XVIII wiek to okres szczególny. O ile rewolucje wybuchają szybko i równie szybko gasną, tak trwałe zmiany są na pierwszy rzut oka niezauważalne, ale po wielu jarzą niczym kolorowe neony. Do baroku włącznie artyści uważali, że są bezpośrednimi kontynuatorami sztuki antyku. To nic, że cycate i brzuchate baby z obrazów Rubensa nie miały odpowiedników w sztuce starożytnej. Niemniej, Rubens czuł się spadkobiercą antyku i w tym duchu tworzył. Ale w XVIII stuleciu stało się coś zadziwiającego: filozofowie i artyści stwierdzili, że należy powrócić do sztuki antycznej i to nie na zasadzie takiego twórczego freestyle’u, lecz w sposób niemal archeologiczny. Fakt, odkopano Pompeje i Herkulanum, a mózg ludzki jest bardzo podatny na bodźce. Zachodzi więc zmiana, sztuka powraca do antyku, a raczej przebiera się w jego płaszcz.
Ale skoro można było wbić się w starożytną togę, to może i z konfekcją innych epok da się zrobić tak samo? I w XIX wieku takie przebieranki praktykowano bardzo często.
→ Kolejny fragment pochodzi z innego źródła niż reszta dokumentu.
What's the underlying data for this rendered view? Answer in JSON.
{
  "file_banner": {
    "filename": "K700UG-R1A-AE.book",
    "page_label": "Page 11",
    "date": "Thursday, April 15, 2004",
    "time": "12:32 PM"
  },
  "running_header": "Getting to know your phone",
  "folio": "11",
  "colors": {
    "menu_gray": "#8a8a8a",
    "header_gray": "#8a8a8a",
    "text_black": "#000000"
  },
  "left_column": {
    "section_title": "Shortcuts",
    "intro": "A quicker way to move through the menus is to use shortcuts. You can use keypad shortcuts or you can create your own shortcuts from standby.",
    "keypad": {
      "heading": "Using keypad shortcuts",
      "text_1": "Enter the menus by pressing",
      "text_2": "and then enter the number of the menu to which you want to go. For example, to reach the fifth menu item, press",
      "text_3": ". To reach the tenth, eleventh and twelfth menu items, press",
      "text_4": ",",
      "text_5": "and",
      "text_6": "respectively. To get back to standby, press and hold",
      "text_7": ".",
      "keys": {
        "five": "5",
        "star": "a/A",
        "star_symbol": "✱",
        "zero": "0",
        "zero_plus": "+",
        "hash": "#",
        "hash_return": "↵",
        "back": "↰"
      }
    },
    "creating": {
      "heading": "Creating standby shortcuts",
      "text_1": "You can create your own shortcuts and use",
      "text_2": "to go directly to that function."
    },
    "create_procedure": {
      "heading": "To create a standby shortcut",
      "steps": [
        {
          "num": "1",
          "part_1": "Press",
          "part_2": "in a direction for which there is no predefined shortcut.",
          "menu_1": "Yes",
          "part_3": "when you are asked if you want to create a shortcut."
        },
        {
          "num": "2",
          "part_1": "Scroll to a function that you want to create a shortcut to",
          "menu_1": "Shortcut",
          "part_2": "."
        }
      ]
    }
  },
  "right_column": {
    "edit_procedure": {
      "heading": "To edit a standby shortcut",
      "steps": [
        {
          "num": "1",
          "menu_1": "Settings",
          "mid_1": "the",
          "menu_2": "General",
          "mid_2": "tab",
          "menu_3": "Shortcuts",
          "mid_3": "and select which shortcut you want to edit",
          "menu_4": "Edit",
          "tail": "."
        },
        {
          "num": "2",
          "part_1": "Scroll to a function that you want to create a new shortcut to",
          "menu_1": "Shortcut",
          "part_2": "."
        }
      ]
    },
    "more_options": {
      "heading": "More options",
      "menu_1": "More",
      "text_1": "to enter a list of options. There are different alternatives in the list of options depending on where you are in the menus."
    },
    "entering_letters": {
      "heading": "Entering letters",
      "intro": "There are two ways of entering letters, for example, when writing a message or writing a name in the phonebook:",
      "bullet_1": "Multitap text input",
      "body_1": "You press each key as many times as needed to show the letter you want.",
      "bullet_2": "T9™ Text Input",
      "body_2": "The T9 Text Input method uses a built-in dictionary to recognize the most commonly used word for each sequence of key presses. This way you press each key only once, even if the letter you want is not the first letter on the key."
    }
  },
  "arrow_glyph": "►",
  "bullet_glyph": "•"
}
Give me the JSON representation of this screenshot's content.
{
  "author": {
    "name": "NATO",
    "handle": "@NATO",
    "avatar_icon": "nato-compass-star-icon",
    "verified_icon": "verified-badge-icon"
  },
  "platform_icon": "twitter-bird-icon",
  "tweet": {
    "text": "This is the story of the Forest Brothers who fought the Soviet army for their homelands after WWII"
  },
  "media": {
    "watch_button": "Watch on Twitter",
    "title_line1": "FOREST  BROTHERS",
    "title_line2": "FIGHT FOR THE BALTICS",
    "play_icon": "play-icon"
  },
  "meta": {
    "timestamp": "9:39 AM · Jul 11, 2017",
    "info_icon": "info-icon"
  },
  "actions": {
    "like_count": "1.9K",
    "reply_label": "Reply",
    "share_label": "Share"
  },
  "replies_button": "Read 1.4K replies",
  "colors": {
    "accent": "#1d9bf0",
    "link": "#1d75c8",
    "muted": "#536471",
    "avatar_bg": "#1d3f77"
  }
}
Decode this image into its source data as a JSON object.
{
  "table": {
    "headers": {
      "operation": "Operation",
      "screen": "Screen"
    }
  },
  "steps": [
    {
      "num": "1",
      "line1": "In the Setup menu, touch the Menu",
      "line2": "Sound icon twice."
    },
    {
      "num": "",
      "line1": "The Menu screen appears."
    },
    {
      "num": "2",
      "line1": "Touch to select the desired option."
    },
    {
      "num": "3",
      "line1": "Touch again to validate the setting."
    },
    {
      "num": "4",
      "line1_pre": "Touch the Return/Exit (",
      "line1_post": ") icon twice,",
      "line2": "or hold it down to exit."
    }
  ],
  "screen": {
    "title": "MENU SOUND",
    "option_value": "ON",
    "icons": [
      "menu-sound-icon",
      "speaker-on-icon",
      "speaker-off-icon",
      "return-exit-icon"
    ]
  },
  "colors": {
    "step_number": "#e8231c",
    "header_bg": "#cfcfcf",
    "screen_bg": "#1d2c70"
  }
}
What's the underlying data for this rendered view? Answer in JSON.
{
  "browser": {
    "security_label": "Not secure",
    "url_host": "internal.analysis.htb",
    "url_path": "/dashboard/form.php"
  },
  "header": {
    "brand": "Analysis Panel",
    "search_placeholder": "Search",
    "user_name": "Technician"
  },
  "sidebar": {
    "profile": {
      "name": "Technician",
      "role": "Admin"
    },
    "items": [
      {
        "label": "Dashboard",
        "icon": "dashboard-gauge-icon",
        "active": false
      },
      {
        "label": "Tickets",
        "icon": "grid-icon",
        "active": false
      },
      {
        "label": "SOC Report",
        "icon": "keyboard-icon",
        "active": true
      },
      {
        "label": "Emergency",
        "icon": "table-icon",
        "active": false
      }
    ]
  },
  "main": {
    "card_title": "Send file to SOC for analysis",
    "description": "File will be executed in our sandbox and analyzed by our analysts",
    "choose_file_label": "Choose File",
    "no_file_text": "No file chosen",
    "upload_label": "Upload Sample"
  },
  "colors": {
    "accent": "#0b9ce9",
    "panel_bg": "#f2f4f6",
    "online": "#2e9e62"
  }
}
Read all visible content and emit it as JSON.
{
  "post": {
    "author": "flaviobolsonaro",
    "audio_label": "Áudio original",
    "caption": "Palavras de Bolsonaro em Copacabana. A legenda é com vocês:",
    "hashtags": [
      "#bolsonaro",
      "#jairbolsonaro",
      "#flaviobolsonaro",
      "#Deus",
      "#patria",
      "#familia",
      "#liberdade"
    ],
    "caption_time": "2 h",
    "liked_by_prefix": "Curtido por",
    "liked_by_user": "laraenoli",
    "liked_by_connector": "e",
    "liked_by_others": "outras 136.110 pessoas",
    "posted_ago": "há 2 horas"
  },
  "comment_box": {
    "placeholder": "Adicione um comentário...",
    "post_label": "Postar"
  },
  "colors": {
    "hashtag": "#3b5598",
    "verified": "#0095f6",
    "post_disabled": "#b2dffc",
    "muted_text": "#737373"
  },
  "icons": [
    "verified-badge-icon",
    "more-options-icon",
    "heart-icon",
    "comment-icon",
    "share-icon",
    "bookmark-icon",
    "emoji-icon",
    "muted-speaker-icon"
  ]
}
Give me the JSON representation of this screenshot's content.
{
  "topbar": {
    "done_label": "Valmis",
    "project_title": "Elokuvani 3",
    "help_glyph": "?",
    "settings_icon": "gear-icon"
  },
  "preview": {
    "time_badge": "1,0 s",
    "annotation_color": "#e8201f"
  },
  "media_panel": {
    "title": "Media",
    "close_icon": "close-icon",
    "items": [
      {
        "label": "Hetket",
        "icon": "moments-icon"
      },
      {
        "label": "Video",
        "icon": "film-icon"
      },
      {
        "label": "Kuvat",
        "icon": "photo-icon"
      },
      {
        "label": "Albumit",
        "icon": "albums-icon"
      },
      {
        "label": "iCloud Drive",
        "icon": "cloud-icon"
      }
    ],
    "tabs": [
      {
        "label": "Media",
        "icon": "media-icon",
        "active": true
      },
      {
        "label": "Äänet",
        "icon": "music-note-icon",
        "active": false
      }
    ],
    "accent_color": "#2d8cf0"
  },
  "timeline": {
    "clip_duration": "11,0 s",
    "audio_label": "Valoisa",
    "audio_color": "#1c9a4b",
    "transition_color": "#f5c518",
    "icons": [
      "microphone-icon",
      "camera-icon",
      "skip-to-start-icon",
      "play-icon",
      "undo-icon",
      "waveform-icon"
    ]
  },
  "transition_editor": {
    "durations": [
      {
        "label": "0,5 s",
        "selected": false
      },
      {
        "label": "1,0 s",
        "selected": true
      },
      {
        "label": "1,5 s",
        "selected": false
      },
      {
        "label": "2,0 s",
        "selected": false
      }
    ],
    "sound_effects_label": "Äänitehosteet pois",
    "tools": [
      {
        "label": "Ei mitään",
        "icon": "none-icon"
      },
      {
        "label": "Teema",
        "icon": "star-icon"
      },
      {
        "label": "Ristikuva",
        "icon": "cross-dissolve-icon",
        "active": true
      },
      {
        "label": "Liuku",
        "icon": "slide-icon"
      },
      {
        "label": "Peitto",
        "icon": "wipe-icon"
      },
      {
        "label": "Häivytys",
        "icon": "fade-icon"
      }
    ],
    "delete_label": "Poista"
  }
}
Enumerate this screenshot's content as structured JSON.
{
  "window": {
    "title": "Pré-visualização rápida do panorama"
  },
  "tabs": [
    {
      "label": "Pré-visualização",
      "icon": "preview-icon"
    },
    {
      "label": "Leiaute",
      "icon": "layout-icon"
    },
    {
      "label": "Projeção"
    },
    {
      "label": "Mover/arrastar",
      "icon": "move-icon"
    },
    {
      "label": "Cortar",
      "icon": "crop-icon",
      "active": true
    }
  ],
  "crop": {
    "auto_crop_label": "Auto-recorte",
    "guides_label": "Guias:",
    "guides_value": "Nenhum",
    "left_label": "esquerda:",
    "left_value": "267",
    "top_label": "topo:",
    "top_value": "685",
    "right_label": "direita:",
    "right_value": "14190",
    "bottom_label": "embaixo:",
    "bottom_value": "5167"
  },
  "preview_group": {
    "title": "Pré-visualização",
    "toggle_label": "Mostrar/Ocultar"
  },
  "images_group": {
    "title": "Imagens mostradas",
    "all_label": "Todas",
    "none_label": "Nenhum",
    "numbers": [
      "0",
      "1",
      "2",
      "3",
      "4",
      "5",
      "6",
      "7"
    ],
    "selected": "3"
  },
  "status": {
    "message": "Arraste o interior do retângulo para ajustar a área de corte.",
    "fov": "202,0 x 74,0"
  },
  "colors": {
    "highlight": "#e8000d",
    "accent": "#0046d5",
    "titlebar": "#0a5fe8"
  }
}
FORMA WIĘC STAJE SIĘ RUCHOMA I ZMIENNA, TĘ SAMĄ TREŚĆ MOŻNA PRZEKAZAĆ NA RÓŻNE SPOSOBY. Przykładowo, można namalować dzieci bawiące się na podwórku przy dziewiętnastowiecznej chałupie, ale można też namalować te same dzieci biegające po gościńcu, prowadzącym do średniowiecznego zamku. Generalnie głównym problemem sztuki staje się wybór między drewnianym sabotem a żółtą ciżemką. A stąd już nie tak daleko do tego kanonicznego wręcz stwierdzenia Maurice’a Denisa (1870-1943) że „obraz, zanim stanie się bojowym rumakiem, nagą kobietą, anegdotą, czy czymkolwiek innym, jest najpierw i przede wszystkim płaską powierzchnią, pokrytą w pewnym porządku kolorami.” Denis nie tyle doznaje oświecenia i mówi coś, czego nikt nie wie. Nie, on po prostu stwierdza fakt, opisuje sytuację zastaną. ALE TO WŁAŚNIE SŁOWA WYPOWIEDZIANE KREUJĄ RZECZYWISTOŚĆ. Jeżeli pokolenie Denisa zdało sobie sprawę, że dane pojęcie lub temat można przedstawić za pomocą realistycznej sceny, ale i również kilku plam i kresek, to sprawa zaczyna wyglądać zupełnie inaczej. Rozwój sztuki po prostu przyspieszył, gdyż artyści zaczęli gorączkowo poszukiwać inspiracji formalnych odmiennych niż te oferowane przez tradycję europejskiej sztuki. Znaleźli się przed ścianą wysokiego, betonowego ogrodzenia, a więc i przed decyzją: zostać, albo wspinać się po murze, by zobaczyć, co jest w drugiej części ogrodu. Życie pokazało, że się nie zawahali.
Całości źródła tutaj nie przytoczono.